Opening the parcels, he discovered a new pack of Braille Exploding Snap cards from Lupin, an owl-parcel-pack for Hedwig from Hermione, and from Sirius a Mokeskin Expandable Wallet with a waist belt. The Wallet would fit as many items as a room, but looked merely the size and weight of a small belt-pack. Harry knew these bags cost quite a few Galleons in Diagon Alley, and he gave Sirius a grateful smile.
To his surprise, Arthur Weasley pushed a very tiny parcel into his hand. Harry unwrapped it and found a small earpiece, nested inside a velvet box full of soft cotton. He held it in his palm and looked up at Arthur quizzically.
"I found it in a Muggle bin," said Arthur gleefully and Harry tried not to wince. "It's an earpiece that Muggles use to hear better, but I fiddled with it just a little bit."
"What does it do?" asked Ron, pushing past his father to peer at the tiny object in Harry's hand.
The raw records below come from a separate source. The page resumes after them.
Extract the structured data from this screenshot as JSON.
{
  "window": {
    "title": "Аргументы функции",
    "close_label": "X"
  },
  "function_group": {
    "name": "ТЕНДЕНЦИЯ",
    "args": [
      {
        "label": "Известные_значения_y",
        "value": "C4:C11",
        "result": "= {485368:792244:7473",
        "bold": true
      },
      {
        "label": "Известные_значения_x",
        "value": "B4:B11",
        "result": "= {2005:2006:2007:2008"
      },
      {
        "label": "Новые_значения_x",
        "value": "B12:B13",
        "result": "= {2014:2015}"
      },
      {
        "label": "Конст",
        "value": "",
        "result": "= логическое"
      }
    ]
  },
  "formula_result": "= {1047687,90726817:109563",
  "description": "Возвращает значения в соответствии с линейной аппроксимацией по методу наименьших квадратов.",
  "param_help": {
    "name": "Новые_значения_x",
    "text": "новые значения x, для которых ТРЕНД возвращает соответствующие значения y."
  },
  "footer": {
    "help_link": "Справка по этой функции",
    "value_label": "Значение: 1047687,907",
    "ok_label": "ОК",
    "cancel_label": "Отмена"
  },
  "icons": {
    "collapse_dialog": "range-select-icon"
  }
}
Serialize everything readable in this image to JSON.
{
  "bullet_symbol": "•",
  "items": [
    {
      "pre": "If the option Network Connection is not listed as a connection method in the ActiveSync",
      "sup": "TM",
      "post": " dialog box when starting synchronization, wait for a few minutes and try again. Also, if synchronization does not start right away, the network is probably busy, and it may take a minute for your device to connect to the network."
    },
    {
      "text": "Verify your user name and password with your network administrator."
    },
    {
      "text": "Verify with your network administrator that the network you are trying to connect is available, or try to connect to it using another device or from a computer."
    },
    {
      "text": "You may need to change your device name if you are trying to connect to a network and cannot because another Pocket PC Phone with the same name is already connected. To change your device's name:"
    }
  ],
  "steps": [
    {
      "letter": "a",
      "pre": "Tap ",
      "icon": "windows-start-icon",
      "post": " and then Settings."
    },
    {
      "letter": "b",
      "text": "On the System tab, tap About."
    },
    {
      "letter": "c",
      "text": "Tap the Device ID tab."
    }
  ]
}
"It automatically translates forty-two different languages," said Arthur proudly. "It makes traveling a breeze!"
Harry opened his mouth to say he wasn't planning to travel anytime soon, but he closed it again and forced himself to smile warmly. "Thanks," he said. "It's brilliant."
Arthur straightened his shoulders in pride but said self-deprecatingly, "merely a trifle."
Harry put the earpiece back into its nest of cotton and thrust the box into his pocket. He opened more gifts of licorice wands from Ron and some joke false teeth from Fred and George. Ginny shyly pushed a small, flat packet across the table to him and he found a loose-leaf diary.
"I-I-I thought since the pages came out, you could use Braille," she said shyly. "I know you said you can't put a piece of paper in the writer thingy if it's bound, but I thought, you know… if it's loose… well, you can keep a diary."
"Thanks," Harry said with a smile, and next he opened a package from Dobby that turned out to contain a dog collar with two tinkling tags.
Molly Weasley had brought with her a chocolate frosted birthday cake in a rather squashy box and a pot of soup for dinner. Sirius produced a loaf of bread and a jug of pumpkin juice, so they all dove in, Harry opting to eat a slice of birthday cake before dinner, just because he could.
At the end of the meal, Harry pushed his chair back with a contented sigh. It had been the best birthday he could ever remember. Unbidden into his mind came the memory of his thirteenth birthday last year, sitting alone in the smallest bedroom of Privet Drive. No one had remembered it was his birthday, and he'd been too insecure to venture out into a world full of searing, glaring light that he did not know how to navigate.
What a difference it made to be surrounded by friends and to have a year of training by a competent teacher like Lupin! Harry hoped he'd never have to be alone again.